We have a request to monitor a number of hosts that will reboot randomly during the day or at night and we should NOT alert on this.
What would be the best way to do this?
I know we could maybe negate notifications for these hosts but then that would stop all notifications.
We will want to alert on the other services.
you could write a powershell / bash script that is being triggered with the reboot from the underlying os that sets a downtime in checkmk through the REST API.
Or if the reboot is orchestrated by another tool, the tool could also set downtimes in checkmk via scripts or REST calls.
If that is to complex and there is no other indicator when the downtime is triggered, you could just raise the nr. of check attempts for the host checks.
We know of Checkmk users that schedule a 10 minute scheduled downtime from 7:00 to 20:00 to allow their admins to perform any short maintenence during work hours. You might extend this to a 10 minute scheduled dowtime from 0:00 to 23:59 and will only get notified if the downtime covers midnight.
Edit: This will only work out of the box for a single reboot per day.

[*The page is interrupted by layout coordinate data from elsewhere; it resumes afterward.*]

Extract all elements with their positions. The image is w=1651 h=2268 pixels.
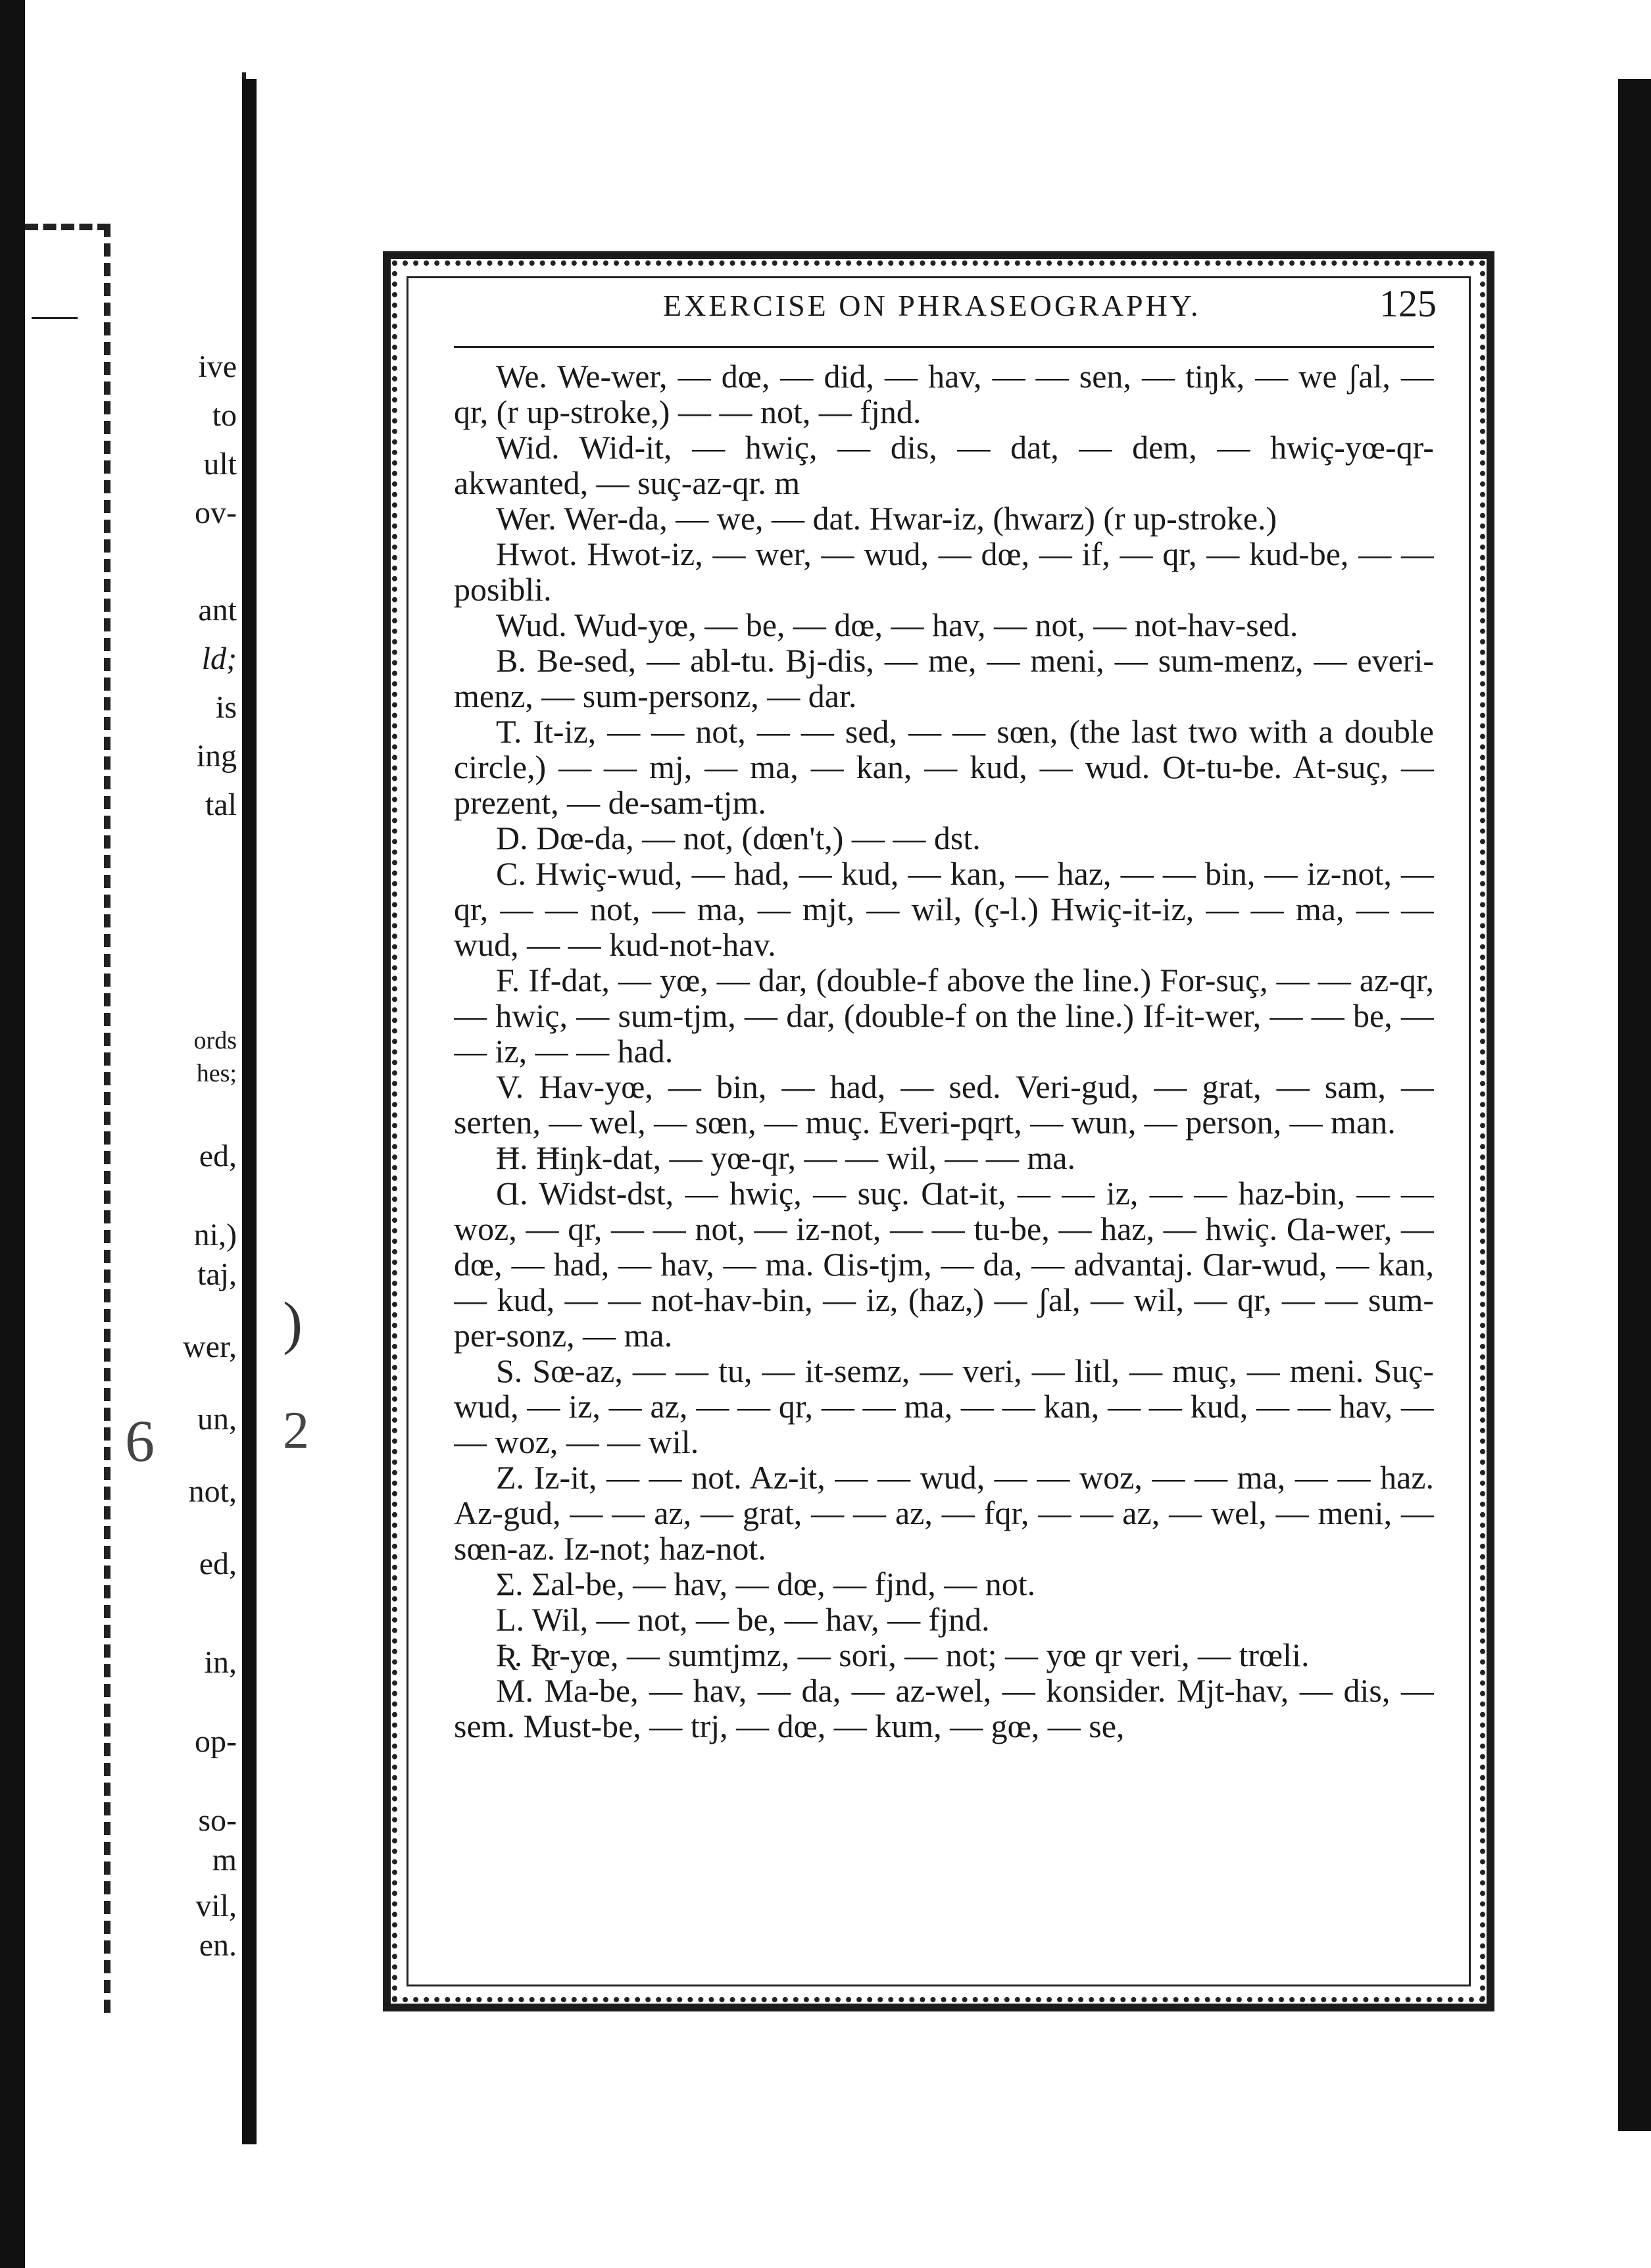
header-rule: [454, 346, 1434, 348]
facing-fragment: in,: [204, 1645, 237, 1680]
paragraph: S. Sœ-az, — — tu, — it-semz, — veri, — litl, — muç, — meni. Suç-wud, — iz, — az, — — qr, — — ma, — — kan, — — kud, — — hav, — — woz, — — wil.: [454, 1352, 1434, 1460]
margin-mark: ): [283, 1291, 303, 1356]
facing-fragment: ni,): [193, 1218, 237, 1252]
facing-fragment: ult: [203, 447, 237, 481]
facing-fragment: ld;: [201, 641, 237, 676]
exercise-text: [454, 358, 1434, 1977]
facing-fragment: so-: [198, 1803, 237, 1838]
facing-fragment: ant: [198, 593, 237, 628]
book-spine: [242, 79, 257, 2144]
right-edge-shadow: [1618, 79, 1651, 2131]
facing-fragment: tal: [205, 787, 237, 822]
paragraph: V. Hav-yœ, — bin, — had, — sed. Veri-gud, — grat, — sam, — serten, — wel, — sœn, — muç. Everi-pqrt, — wun, — person, — man.: [454, 1068, 1434, 1141]
facing-fragment: op-: [195, 1724, 237, 1759]
margin-mark: 6: [125, 1409, 155, 1474]
page-header: [454, 282, 1441, 328]
paragraph: Wud. Wud-yœ, — be, — dœ, — hav, — not, — not-hav-sed.: [496, 606, 1298, 643]
paragraph: Z. Iz-it, — — not. Az-it, — — wud, — — woz, — — ma, — — haz. Az-gud, — — az, — grat, — — az, — fqr, — — az, — wel, — meni, — sœn-az. Iz-not; haz-not.: [454, 1459, 1434, 1567]
facing-fragment: ed,: [199, 1546, 237, 1581]
facing-fragment: taj,: [197, 1257, 237, 1292]
paragraph: We. We-wer, — dœ, — did, — hav, — — sen, — tiŋk, — we ʃal, — qr, (r up-stroke,) — — not, — fjnd.: [454, 358, 1434, 430]
paragraph: Hwot. Hwot-iz, — wer, — wud, — dœ, — if, — qr, — kud-be, — — posibli.: [454, 535, 1434, 608]
paragraph: T. It-iz, — — not, — — sed, — — sœn, (the last two with a double circle,) — — mj, — ma, — kan, — kud, — wud. Ot-tu-be. At-suç, — prezent, — de-sam-tjm.: [454, 713, 1434, 821]
paragraph: Ħ. Ħiŋk-dat, — yœ-qr, — — wil, — — ma.: [496, 1139, 1075, 1176]
facing-page-border: [25, 224, 111, 2013]
facing-fragment: wer,: [182, 1329, 237, 1364]
facing-fragment: vil,: [195, 1888, 237, 1923]
left-edge-shadow: [0, 0, 25, 2268]
facing-page-rule: [32, 317, 78, 319]
facing-fragment: en.: [199, 1928, 237, 1963]
paragraph: D. Dœ-da, — not, (dœn't,) — — dst.: [496, 820, 981, 856]
paragraph: Ʀ. Ʀr-yœ, — sumtjmz, — sori, — not; — yœ qr veri, — trœli.: [496, 1637, 1310, 1673]
facing-fragment: m: [212, 1842, 237, 1877]
page-number: 125: [1379, 282, 1437, 325]
facing-fragment: is: [215, 690, 237, 725]
facing-fragment: ing: [196, 739, 237, 774]
paragraph: Σ. Σal-be, — hav, — dœ, — fjnd, — not.: [496, 1565, 1036, 1602]
paragraph: C. Hwiç-wud, — had, — kud, — kan, — haz, — — bin, — iz-not, — qr, — — not, — ma, — mjt, — wil, (ç-l.) Hwiç-it-iz, — — ma, — — wud, — — kud-not-hav.: [454, 855, 1434, 963]
running-head: EXERCISE ON PHRASEOGRAPHY.: [663, 289, 1201, 322]
paragraph: L. Wil, — not, — be, — hav, — fjnd.: [496, 1601, 990, 1638]
paragraph: Ɑ. Widst-dst, — hwiç, — suç. Ɑat-it, — — iz, — — haz-bin, — — woz, — qr, — — not, — iz-not, — — tu-be, — haz, — hwiç. Ɑa-wer, — dœ, — had, — hav, — ma. Ɑis-tjm, — da, — advantaj. Ɑar-wud, — kan, — kud, — — not-hav-bin, — iz, (haz,) — ʃal, — wil, — qr, — — sum-per-sonz, — ma.: [454, 1175, 1434, 1354]
paragraph: Wer. Wer-da, — we, — dat. Hwar-iz, (hwarz) (r up-stroke.): [496, 500, 1277, 537]
facing-fragment: ive: [198, 349, 237, 384]
paragraph: M. Ma-be, — hav, — da, — az-wel, — konsider. Mjt-hav, — dis, — sem. Must-be, — trj, — dœ, — kum, — gœ, — se,: [454, 1672, 1434, 1744]
facing-fragment: un,: [197, 1402, 237, 1437]
facing-fragment: ov-: [195, 495, 237, 530]
facing-fragment: ords: [193, 1027, 237, 1054]
paragraph: Wid. Wid-it, — hwiç, — dis, — dat, — dem, — hwiç-yœ-qr-akwanted, — suç-az-qr. m: [454, 429, 1434, 501]
facing-fragment: ed,: [199, 1139, 237, 1173]
facing-fragment: not,: [188, 1474, 237, 1509]
facing-fragment: to: [212, 398, 237, 433]
paragraph: F. If-dat, — yœ, — dar, (double-f above the line.) For-suç, — — az-qr, — hwiç, — sum-tjm, — dar, (double-f on the line.) If-it-wer, — — be, — — iz, — — had.: [454, 962, 1434, 1070]
margin-mark: 2: [283, 1402, 309, 1460]
paragraph: B. Be-sed, — abl-tu. Bj-dis, — me, — meni, — sum-menz, — everi-menz, — sum-personz, — dar.: [454, 642, 1434, 714]
facing-fragment: hes;: [196, 1060, 237, 1087]
facing-page: [25, 72, 246, 2013]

These are personal boxes so I cannot predict when the downtime will occur. We want to essentially NOT alert for downtime but for everything else.
So from what you’ve said above this could be done by setting a scheulde from 0:00 to 23:59 but with a 24 hour schedule downtime instead of 10 minutes?
I think there are a few options here, depending on the desired behaviour and the specifics of your situation.
The simplest solution is probably to disable the host-level notifications for these hosts, but that assumes that you do not want to alert on host availability at all. Note that host notifications and service notifications are different, so you should be able to disable host notifications while retaining alerts for all of the host’s services.
If the requirement is to ignore downtime only if it is temporary because of a(n) (un)planned reboot, I think Andre’s suggestion of increasing the number of check attempts before Checkmk flags these hosts as down is probably the way to go.
Alternately, if you can be sure that there is no more than 1 reboot per day for any 1 of these hosts, Mattias’ suggestion of recurring scheduled downtimes may work.
There may be better options, but, if nothing else, you should be able to create a rule set to “Cancel previous notifications” (rather than the default “Create notification with the following parameters”), then, under Conditions, select Match host event type and match all host event types. Set additional conditions, as appropriate, to ensure you still get host event notifications for systems that require them.
Besides what was mentioned already, some alerting tools (e.g. SIGNL4) offer delayed notifications. So, if there was a temporary issue, like a server reboot but the server is up again after a few minutes you will not receive the wake-up call. Also, filtering for certain alert types can be found here.